Gavin Newsom: (50:19)
The answer is to mitigate that, to lead, and we will continue to mitigate. We will continue to lead in that space. Solar storage, foundational in that effort. Accordingly, I will continue to update you on what is happening all across the State of California. I just want to close by reminding you not just about wearing your masks, which is foundational, but also on this flex alert between the hours now, 2:00 and 9:00 PM. If you could, and again, I know it’s a lot to ask.

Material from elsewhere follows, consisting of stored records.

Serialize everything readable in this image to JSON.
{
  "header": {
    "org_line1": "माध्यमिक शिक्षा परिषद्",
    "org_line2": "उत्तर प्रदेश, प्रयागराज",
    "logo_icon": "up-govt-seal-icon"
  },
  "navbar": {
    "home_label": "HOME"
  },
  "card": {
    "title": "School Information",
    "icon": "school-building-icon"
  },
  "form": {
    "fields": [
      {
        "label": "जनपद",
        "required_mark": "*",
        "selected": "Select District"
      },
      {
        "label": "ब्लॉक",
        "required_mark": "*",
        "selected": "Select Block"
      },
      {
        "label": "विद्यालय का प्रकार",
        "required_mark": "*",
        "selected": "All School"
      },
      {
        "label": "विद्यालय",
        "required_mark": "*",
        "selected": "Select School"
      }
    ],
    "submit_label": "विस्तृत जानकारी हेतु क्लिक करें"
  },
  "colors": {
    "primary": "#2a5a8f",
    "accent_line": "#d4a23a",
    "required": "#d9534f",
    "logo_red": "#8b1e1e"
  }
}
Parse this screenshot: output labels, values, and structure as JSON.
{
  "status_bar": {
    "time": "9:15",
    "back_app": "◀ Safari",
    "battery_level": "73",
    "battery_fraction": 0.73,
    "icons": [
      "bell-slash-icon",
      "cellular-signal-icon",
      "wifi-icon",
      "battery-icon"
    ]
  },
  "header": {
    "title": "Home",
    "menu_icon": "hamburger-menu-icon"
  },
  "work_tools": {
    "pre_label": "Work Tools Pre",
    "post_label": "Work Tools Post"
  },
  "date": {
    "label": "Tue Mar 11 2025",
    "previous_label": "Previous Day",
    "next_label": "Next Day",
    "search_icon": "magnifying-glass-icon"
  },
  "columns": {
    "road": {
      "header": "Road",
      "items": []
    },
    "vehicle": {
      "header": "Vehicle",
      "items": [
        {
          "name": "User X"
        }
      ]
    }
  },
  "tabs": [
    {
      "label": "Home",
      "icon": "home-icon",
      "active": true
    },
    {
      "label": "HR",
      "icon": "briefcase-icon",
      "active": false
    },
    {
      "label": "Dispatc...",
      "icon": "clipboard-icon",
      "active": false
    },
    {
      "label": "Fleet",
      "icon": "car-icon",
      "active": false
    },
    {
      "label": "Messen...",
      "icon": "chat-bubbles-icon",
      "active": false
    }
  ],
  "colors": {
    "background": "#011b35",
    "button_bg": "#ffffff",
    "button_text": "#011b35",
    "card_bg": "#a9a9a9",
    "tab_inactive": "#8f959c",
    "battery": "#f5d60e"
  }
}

We have a lot of asks in terms of mask wearing, physical distancing, but now asking if you come home, just the back of your mind, if you can remind yourself, just turn that thermometer up a little bit, or rather turn up the air conditioning 78 degrees or higher. You’ll save money. You’ll not only save energy, but you also help us, sum total, those individual acts will help us get it through this last night that we anticipate will be perhaps more challenging than the nights we are anticipating over the course of the next days, weeks, months, and years ahead. And so, please consider that.
Gavin Newsom: (51:32)
And also as always, continue to do the good work we’ve done as a state to address the spread of COVID-19. We’ll be back soon to update you on all of the above. As always, thank you for the privilege of your time.